17 July 2015
Foggy fourth prompts complaints… and response
Public complaints about the Fourth of July fireworks in Florence may be valid, but that doesn’t mean there’s much that can be done about them.
Cal Applebee, the Executive Director for the Florence Area Chamber of Commerce, said the two main complaints were about the fog and the location.
The permit process, state regulations and contract with the fireworks company combine to require the fuses be lit at the listed time no matter what. Applebee said they can’t be held for another date or re-used.
He also said for more than 25 years the display was fired from a barge in the middle of the Siuslaw River. That made them visible to everywhere on Bay Street. That barge left two years ago. Since then, the only viable alternative has been to use a site east of the Port of Siuslaw RV Park as a base.
The annual display costs about $11-thousand, but Applebbe says there are no plans to abandon it. He said he hopes people focus on celebrating our independence… instead of on matters beyond anyone’s control.
Firing caused by volunteer concerns says board president
A shift from a predominately volunteer fire department to one more and more reliant on paid personnel was the reason stated for this week’s sudden firing of the Fire Chief. That’s according to Siuslaw Valley Fire Board President John Carnahan. Carnahan was elected in May and sworn in Wednesday night. He said the firing needed to be done immediately.
Actions of the previous board don’t match that sense of urgency. In the last 18 months since Jim Langborg was hired, the only paid position added was a part time coordinator for volunteer recruitment and retention. That was effective July 1st; the job had not yet been filled.
There were unspecified complaints from volunteers last fall. The Board looked into them, even hired an investigator, but there was never any public followup.
Langborg did report to the board in December they had been conducting exit interviews with departing volunteers. He cited the main reason they had left was because they no longer lived in the Florence area.
Former Chief John Buchanan was appointed interim Chief. He’ll take over Monday.
Spaghetti fundraiser prompts huge response
28 gallons of spaghetti sauce, dozens of loaves of bread and many many pounds of pasta were doled out Wednesday evening at the Little Brown Hen Café. By the time the evening was over, they had raised nearly $13-thousand to help a former Florence business owner who is in the middle of a fight with cancer.

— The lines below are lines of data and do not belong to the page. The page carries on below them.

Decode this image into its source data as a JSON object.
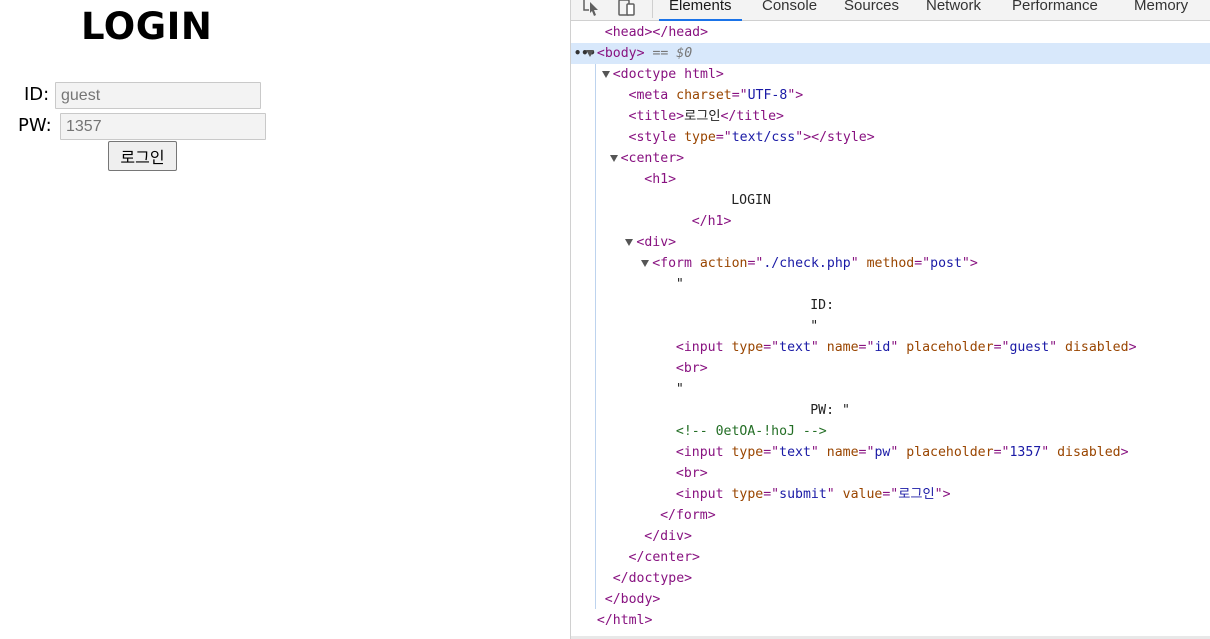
{
  "page": {
    "heading": "LOGIN",
    "id_label": "ID:",
    "id_placeholder": "guest",
    "pw_label": "PW:",
    "pw_placeholder": "1357",
    "submit_label": "로그인"
  },
  "devtools": {
    "tabs": [
      {
        "label": "Elements",
        "active": true
      },
      {
        "label": "Console",
        "active": false
      },
      {
        "label": "Sources",
        "active": false
      },
      {
        "label": "Network",
        "active": false
      },
      {
        "label": "Performance",
        "active": false
      },
      {
        "label": "Memory",
        "active": false
      }
    ],
    "toolbar_icons": [
      "inspect-element-icon",
      "device-toolbar-icon"
    ],
    "selected_marker": "== $0",
    "lines": [
      {
        "indent": 2,
        "tri": false,
        "html": "<span class=\"tag\">&lt;head&gt;&lt;/head&gt;</span>"
      },
      {
        "indent": 1,
        "tri": true,
        "selected": true,
        "dots": true,
        "html": "<span class=\"tag\">&lt;body&gt;</span> <span class=\"dim\">== $0</span>"
      },
      {
        "indent": 3,
        "tri": true,
        "html": "<span class=\"tag\">&lt;doctype html&gt;</span>"
      },
      {
        "indent": 5,
        "tri": false,
        "html": "<span class=\"tag\">&lt;meta </span><span class=\"attr-name\">charset</span><span class=\"tag\">=\"</span><span class=\"attr-val\">UTF-8</span><span class=\"tag\">\"&gt;</span>"
      },
      {
        "indent": 5,
        "tri": false,
        "html": "<span class=\"tag\">&lt;title&gt;</span><span class=\"txt\">로그인</span><span class=\"tag\">&lt;/title&gt;</span>"
      },
      {
        "indent": 5,
        "tri": false,
        "html": "<span class=\"tag\">&lt;style </span><span class=\"attr-name\">type</span><span class=\"tag\">=\"</span><span class=\"attr-val\">text/css</span><span class=\"tag\">\"&gt;&lt;/style&gt;</span>"
      },
      {
        "indent": 4,
        "tri": true,
        "html": "<span class=\"tag\">&lt;center&gt;</span>"
      },
      {
        "indent": 7,
        "tri": false,
        "html": "<span class=\"tag\">&lt;h1&gt;</span>"
      },
      {
        "indent": 18,
        "tri": false,
        "html": "<span class=\"txt\">LOGIN</span>"
      },
      {
        "indent": 13,
        "tri": false,
        "html": "<span class=\"tag\">&lt;/h1&gt;</span>"
      },
      {
        "indent": 6,
        "tri": true,
        "html": "<span class=\"tag\">&lt;div&gt;</span>"
      },
      {
        "indent": 8,
        "tri": true,
        "html": "<span class=\"tag\">&lt;form </span><span class=\"attr-name\">action</span><span class=\"tag\">=\"</span><span class=\"attr-val\">./check.php</span><span class=\"tag\">\" </span><span class=\"attr-name\">method</span><span class=\"tag\">=\"</span><span class=\"attr-val\">post</span><span class=\"tag\">\"&gt;</span>"
      },
      {
        "indent": 11,
        "tri": false,
        "html": "<span class=\"txt\">\"</span>"
      },
      {
        "indent": 28,
        "tri": false,
        "html": "<span class=\"txt\">ID:</span>"
      },
      {
        "indent": 28,
        "tri": false,
        "html": "<span class=\"txt\">\"</span>"
      },
      {
        "indent": 11,
        "tri": false,
        "html": "<span class=\"tag\">&lt;input </span><span class=\"attr-name\">type</span><span class=\"tag\">=\"</span><span class=\"attr-val\">text</span><span class=\"tag\">\" </span><span class=\"attr-name\">name</span><span class=\"tag\">=\"</span><span class=\"attr-val\">id</span><span class=\"tag\">\" </span><span class=\"attr-name\">placeholder</span><span class=\"tag\">=\"</span><span class=\"attr-val\">guest</span><span class=\"tag\">\" </span><span class=\"attr-name\">disabled</span><span class=\"tag\">&gt;</span>"
      },
      {
        "indent": 11,
        "tri": false,
        "html": "<span class=\"tag\">&lt;br&gt;</span>"
      },
      {
        "indent": 11,
        "tri": false,
        "html": "<span class=\"txt\">\"</span>"
      },
      {
        "indent": 28,
        "tri": false,
        "html": "<span class=\"txt\">PW: \"</span>"
      },
      {
        "indent": 11,
        "tri": false,
        "html": "<span class=\"comment\">&lt;!-- 0etOA-!hoJ --&gt;</span>"
      },
      {
        "indent": 11,
        "tri": false,
        "html": "<span class=\"tag\">&lt;input </span><span class=\"attr-name\">type</span><span class=\"tag\">=\"</span><span class=\"attr-val\">text</span><span class=\"tag\">\" </span><span class=\"attr-name\">name</span><span class=\"tag\">=\"</span><span class=\"attr-val\">pw</span><span class=\"tag\">\" </span><span class=\"attr-name\">placeholder</span><span class=\"tag\">=\"</span><span class=\"attr-val\">1357</span><span class=\"tag\">\" </span><span class=\"attr-name\">disabled</span><span class=\"tag\">&gt;</span>"
      },
      {
        "indent": 11,
        "tri": false,
        "html": "<span class=\"tag\">&lt;br&gt;</span>"
      },
      {
        "indent": 11,
        "tri": false,
        "html": "<span class=\"tag\">&lt;input </span><span class=\"attr-name\">type</span><span class=\"tag\">=\"</span><span class=\"attr-val\">submit</span><span class=\"tag\">\" </span><span class=\"attr-name\">value</span><span class=\"tag\">=\"</span><span class=\"attr-val\">로그인</span><span class=\"tag\">\"&gt;</span>"
      },
      {
        "indent": 9,
        "tri": false,
        "html": "<span class=\"tag\">&lt;/form&gt;</span>"
      },
      {
        "indent": 7,
        "tri": false,
        "html": "<span class=\"tag\">&lt;/div&gt;</span>"
      },
      {
        "indent": 5,
        "tri": false,
        "html": "<span class=\"tag\">&lt;/center&gt;</span>"
      },
      {
        "indent": 3,
        "tri": false,
        "html": "<span class=\"tag\">&lt;/doctype&gt;</span>"
      },
      {
        "indent": 2,
        "tri": false,
        "html": "<span class=\"tag\">&lt;/body&gt;</span>"
      },
      {
        "indent": 1,
        "tri": false,
        "html": "<span class=\"tag\">&lt;/html&gt;</span>"
      }
    ]
  }
}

Liz Mobley used to operate Florence Travel until her illness forced her to close it and focus on her treatment.
Stacey Brown at the Little Brown Hen Cafe said she doesn’t know Liz that well, but a mutual friend said the woman needed help paying bills.
As she has nine other times, she opened the doors to the café and with lots of volunteer help and donated food, they raised the money.
An earlier spaghetti feed six weeks ago raised $9-thousand for another cancer fighter, Kelly Burnett. Brown said in all ten spaghetti feeds she’s hosted over the past several years, the community has raised more than $65-thousand.
City goals progress report
An update on progress toward seven broad city goals will be presented to the City Council in Florence Monday evening. The council adopted the goals and an accompanying work plan in February of this year.
Those goals include sustaining and improving city services; the local economy; livability and quality of life; financial stability; the city’s physical assets; public communication; and public safety.
City Manager Erin Reynolds will deliver the report. The Council meets Monday, six pm, at City Hall.